One of striped bass’s greatest ambassadors and a close personal friend, Bob Pond, devoted so much of his time and treasure to studying stripers. He and his wife, Avis, spent almost every striper spawning season hand-stripping and mixing the eggs with the milt they and state biologists collected, in an effort to help save one of our greatest natural resources. Pond founded Stripers Unlimited, an organization that lived up to its name. Years later, I humbly accepted an invitation to join their board of directors.

Pond and the team of Maryland state biologists found that it was not that the fish weren’t spawning; the problem was the formation of the eggs. Rather than floating and providing food for the embryos, the eggs sank to the bottom and either died or were eaten. The eggs they hand-raised and nurtured in large tanks were kept afloat and survived the critical initial period when they became sustainable. I can attest that Pond never won the acceptance of the marine biology community because he was not one of them. While most of them were making critical decisions in an office or conference room, Pond was hands-on in the field, raising stripers from eggs to viable fry that he and others transported back to New England, where he found high school biology classes willing to raise them to a sustainable release age. Although he wasn’t satisfied with the forage he found in the Assonet Bay and the lower reaches of the Taunton River, he had to get those crowded fry out of their tanks and into the water, so they were released in those locations.

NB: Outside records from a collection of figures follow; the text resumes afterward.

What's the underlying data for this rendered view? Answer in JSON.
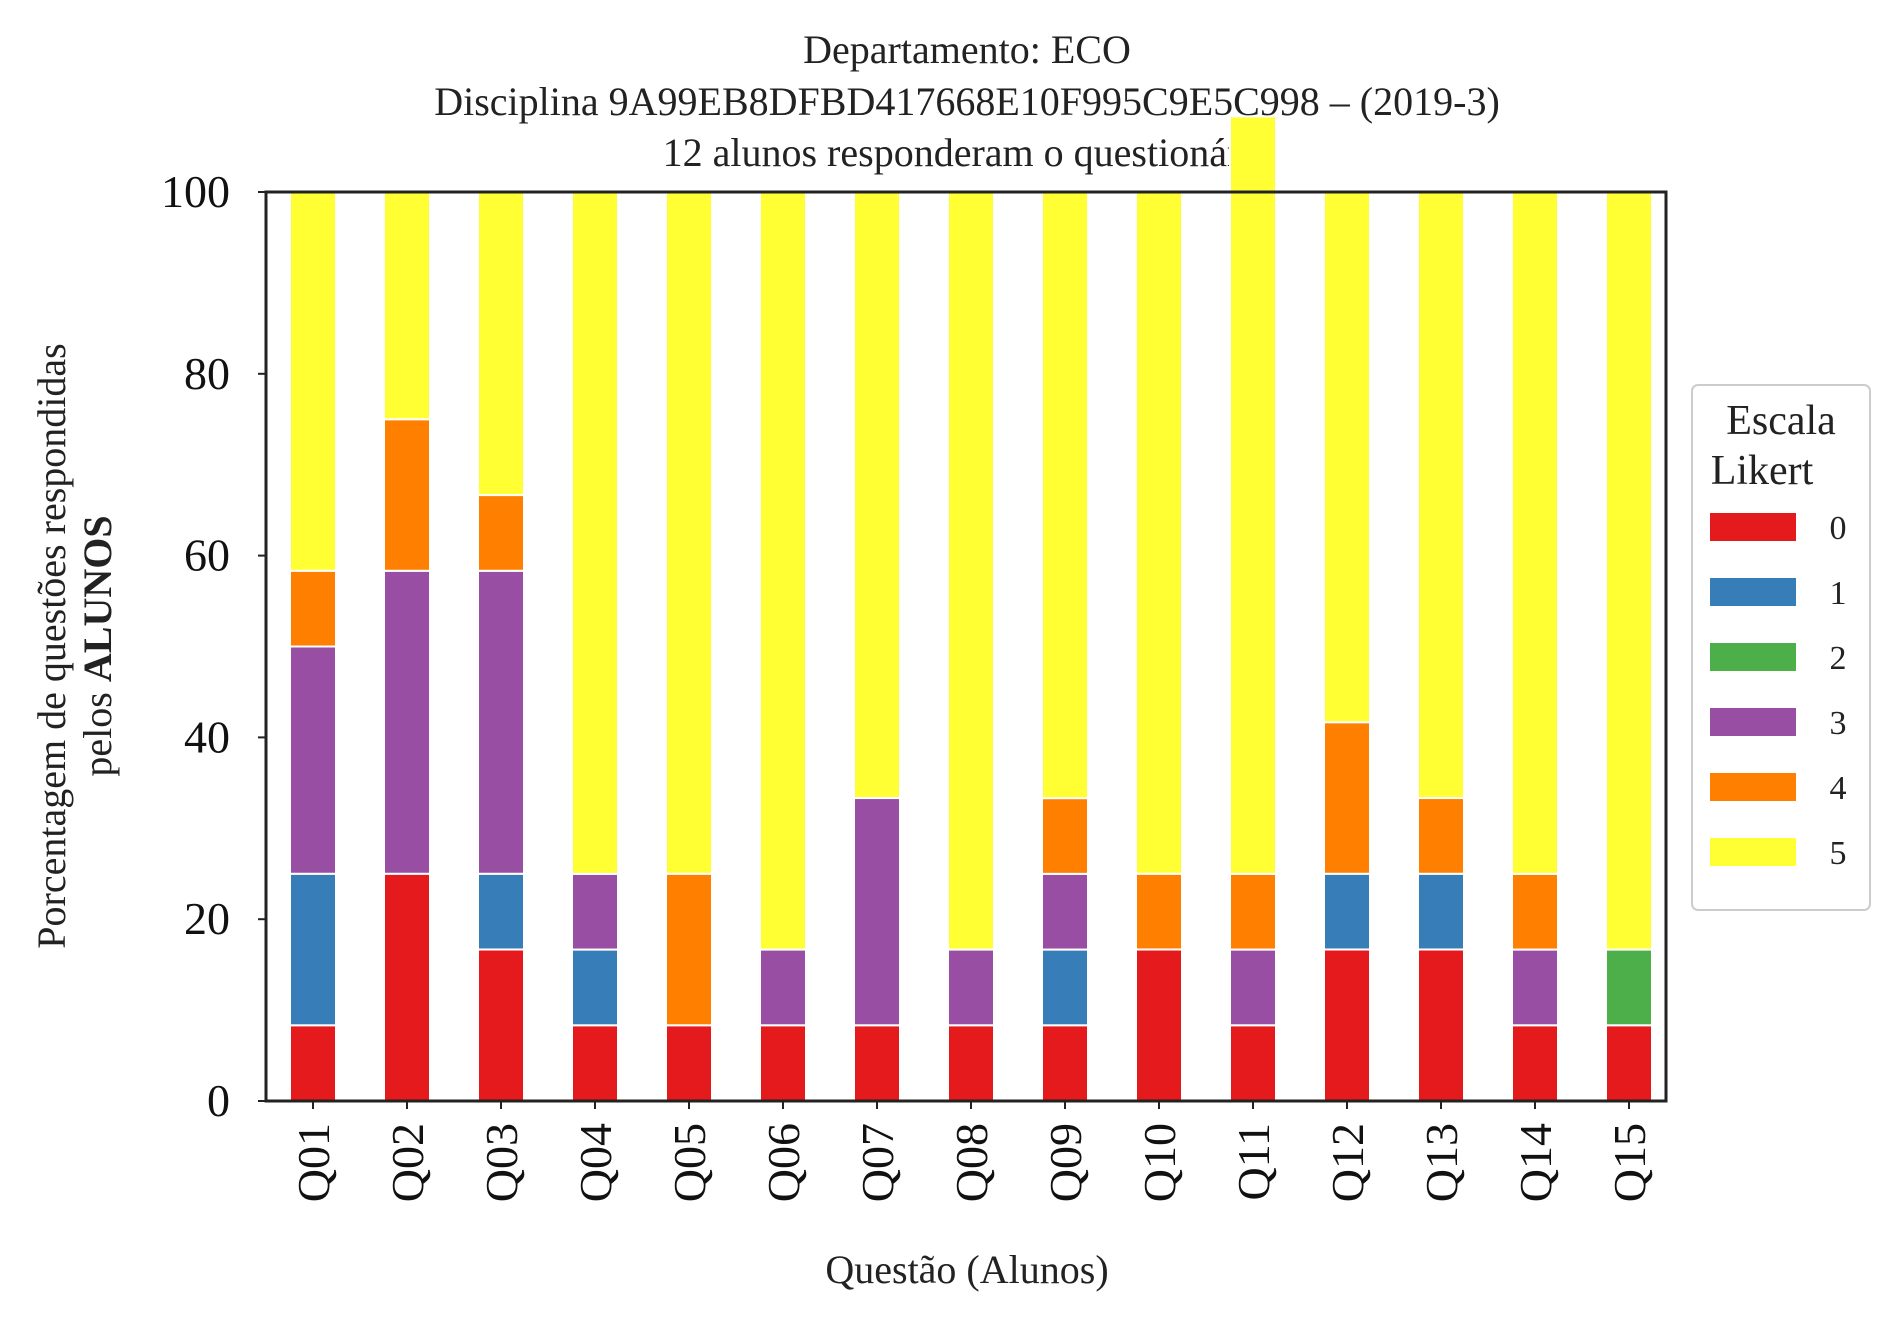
{
  "chart_data": {
    "type": "bar",
    "stacked": true,
    "title_lines": [
      "Departamento: ECO",
      "Disciplina 9A99EB8DFBD417668E10F995C9E5C998 – (2019-3)",
      "12 alunos responderam o questionário"
    ],
    "xlabel": "Questão (Alunos)",
    "ylabel_line1": "Porcentagem de questões respondidas",
    "ylabel_line2_prefix": "pelos ",
    "ylabel_line2_bold": "ALUNOS",
    "ylim": [
      0,
      100
    ],
    "yticks": [
      "0",
      "20",
      "40",
      "60",
      "80",
      "100"
    ],
    "grid": false,
    "legend": {
      "title_line1": "Escala",
      "title_line2": "Likert",
      "position": "right"
    },
    "categories": [
      "Q01",
      "Q02",
      "Q03",
      "Q04",
      "Q05",
      "Q06",
      "Q07",
      "Q08",
      "Q09",
      "Q10",
      "Q11",
      "Q12",
      "Q13",
      "Q14",
      "Q15"
    ],
    "series": [
      {
        "name": "0",
        "color": "#e41a1c",
        "values": [
          8.33,
          25,
          16.67,
          8.33,
          8.33,
          8.33,
          8.33,
          8.33,
          8.33,
          16.67,
          8.33,
          16.67,
          16.67,
          8.33,
          8.33
        ]
      },
      {
        "name": "1",
        "color": "#377eb8",
        "values": [
          16.67,
          0,
          8.33,
          8.33,
          0,
          0,
          0,
          0,
          8.33,
          0,
          0,
          8.33,
          8.33,
          0,
          0
        ]
      },
      {
        "name": "2",
        "color": "#4daf4a",
        "values": [
          0,
          0,
          0,
          0,
          0,
          0,
          0,
          0,
          0,
          0,
          0,
          0,
          0,
          0,
          8.33
        ]
      },
      {
        "name": "3",
        "color": "#984ea3",
        "values": [
          25,
          33.33,
          33.33,
          8.33,
          0,
          8.33,
          25,
          8.33,
          8.33,
          0,
          8.33,
          0,
          0,
          8.33,
          0
        ]
      },
      {
        "name": "4",
        "color": "#ff7f00",
        "values": [
          8.33,
          16.67,
          8.33,
          0,
          16.67,
          0,
          0,
          0,
          8.33,
          8.33,
          8.33,
          16.67,
          8.33,
          8.33,
          0
        ]
      },
      {
        "name": "5",
        "color": "#ffff33",
        "values": [
          41.67,
          25,
          33.33,
          75,
          75,
          83.33,
          66.67,
          83.33,
          66.67,
          75,
          83.33,
          58.33,
          66.67,
          75,
          83.33
        ]
      }
    ]
  }
}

Those were longtime, very familiar fishing haunts for white perch, winter flounder, and eel potting areas for me. They never held stripers until the typical migration periods from late April to early May. But a few years after those initial stockings, I found myself catching perch up there in early March and decided to cast a Bill Upperman bucktail into a deeper hole in a bend off Grinnell Street. With the head of a seaworm on the hook, I caught two stripers just under the 16-inch minimum and lost a bigger one when unhooking it with freezing hands. I have a photo taken a few years later of me and my friend Joe in a heavy early March snowstorm, with three fish under 10 pounds on the beach and another putting a substantial bend in a rod. I believe those fish were the result of Pond’s stocking, which developed into a winter and very early spring fishery for me and numerous others who would not allow cold weather to interfere with their passion for striper fishing.

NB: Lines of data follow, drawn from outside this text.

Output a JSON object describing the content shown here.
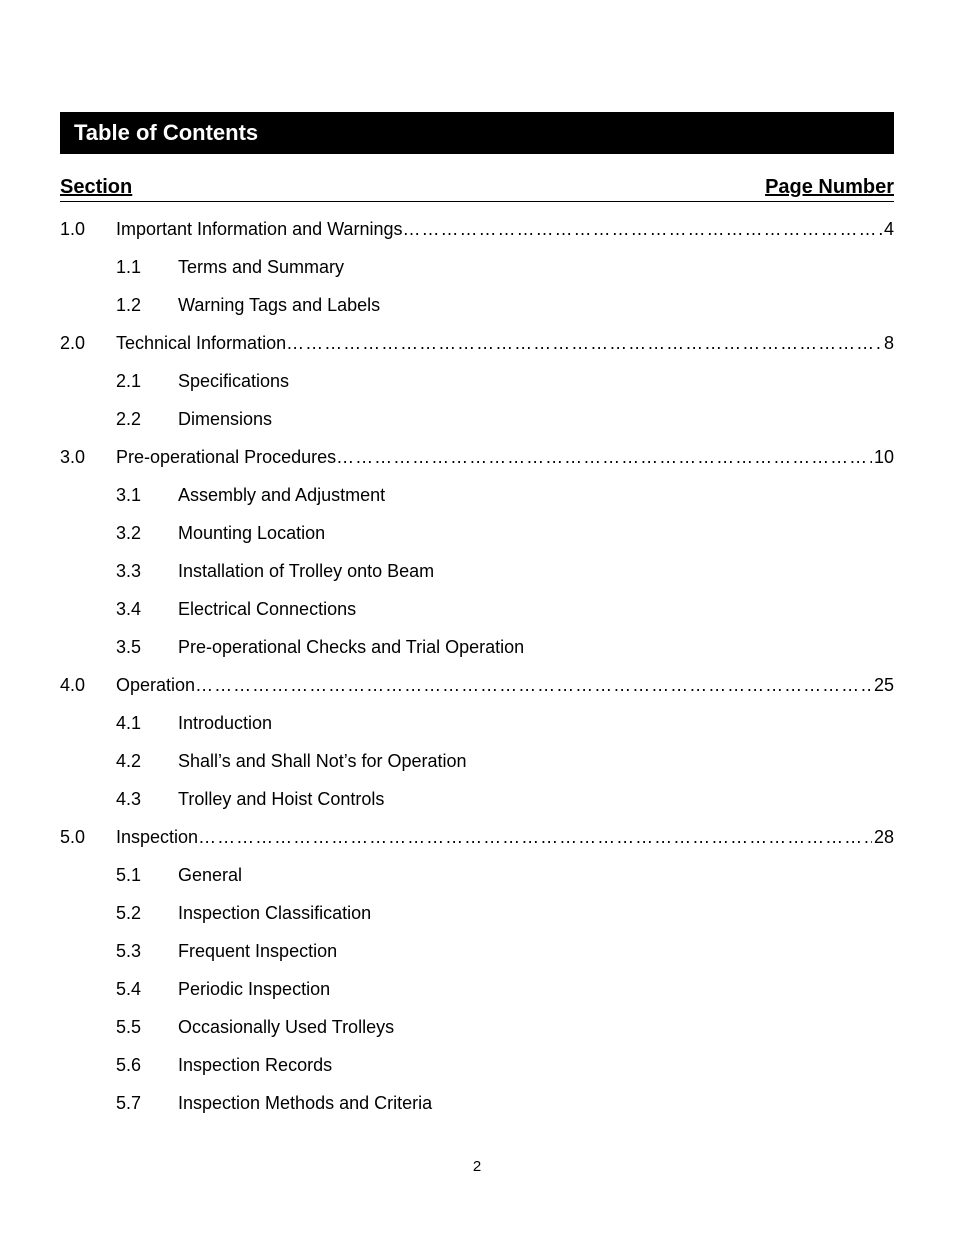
{
  "title": "Table of Contents",
  "header": {
    "left": "Section",
    "right": "Page Number"
  },
  "page_number_footer": "2",
  "colors": {
    "title_bg": "#000000",
    "title_fg": "#ffffff",
    "text": "#000000",
    "page_bg": "#ffffff"
  },
  "typography": {
    "title_font": "Arial Black",
    "body_font": "Arial",
    "title_size_pt": 17,
    "header_size_pt": 15,
    "body_size_pt": 13
  },
  "toc": [
    {
      "num": "1.0",
      "title": "Important Information and Warnings",
      "page": "4",
      "children": [
        {
          "num": "1.1",
          "title": "Terms and Summary"
        },
        {
          "num": "1.2",
          "title": "Warning Tags and Labels"
        }
      ]
    },
    {
      "num": "2.0",
      "title": "Technical Information ",
      "page": "8",
      "children": [
        {
          "num": "2.1",
          "title": "Specifications"
        },
        {
          "num": "2.2",
          "title": "Dimensions"
        }
      ]
    },
    {
      "num": "3.0",
      "title": "Pre-operational Procedures",
      "page": "10",
      "children": [
        {
          "num": "3.1",
          "title": "Assembly and Adjustment"
        },
        {
          "num": "3.2",
          "title": "Mounting Location"
        },
        {
          "num": "3.3",
          "title": "Installation of Trolley onto Beam"
        },
        {
          "num": "3.4",
          "title": "Electrical Connections"
        },
        {
          "num": "3.5",
          "title": "Pre-operational Checks and Trial Operation"
        }
      ]
    },
    {
      "num": "4.0",
      "title": "Operation",
      "page": "25",
      "children": [
        {
          "num": "4.1",
          "title": "Introduction"
        },
        {
          "num": "4.2",
          "title": "Shall’s and Shall Not’s for Operation"
        },
        {
          "num": "4.3",
          "title": "Trolley and Hoist Controls"
        }
      ]
    },
    {
      "num": "5.0",
      "title": "Inspection",
      "page": "28",
      "children": [
        {
          "num": "5.1",
          "title": "General"
        },
        {
          "num": "5.2",
          "title": "Inspection Classification"
        },
        {
          "num": "5.3",
          "title": "Frequent Inspection"
        },
        {
          "num": "5.4",
          "title": "Periodic Inspection"
        },
        {
          "num": "5.5",
          "title": "Occasionally Used Trolleys"
        },
        {
          "num": "5.6",
          "title": "Inspection Records"
        },
        {
          "num": "5.7",
          "title": "Inspection Methods and Criteria"
        }
      ]
    }
  ]
}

Stripers today, as measured by the current status of the Chesapeake Bay stocks, are in dire straits, yet every year we hope and pray that something positive will happen. My cursory research has found at least 38 lakes, impoundments, and bodies of water that have viable striper fisheries, with bass up to and exceeding 50 pounds. In fact, I believe we ran a photo of a 70-pound bass from the Colorado River, which I have since used in my presentations. I only wish we now had Senator John Chaffee’s 10-million-dollar striper grant from the moratorium period to use for hatcheries, stocking, and transfers today. I believe there are better alternative solutions than crossing our fingers or praying and waiting each season for stronger spawning success that could solve our striped bass reproductive problems.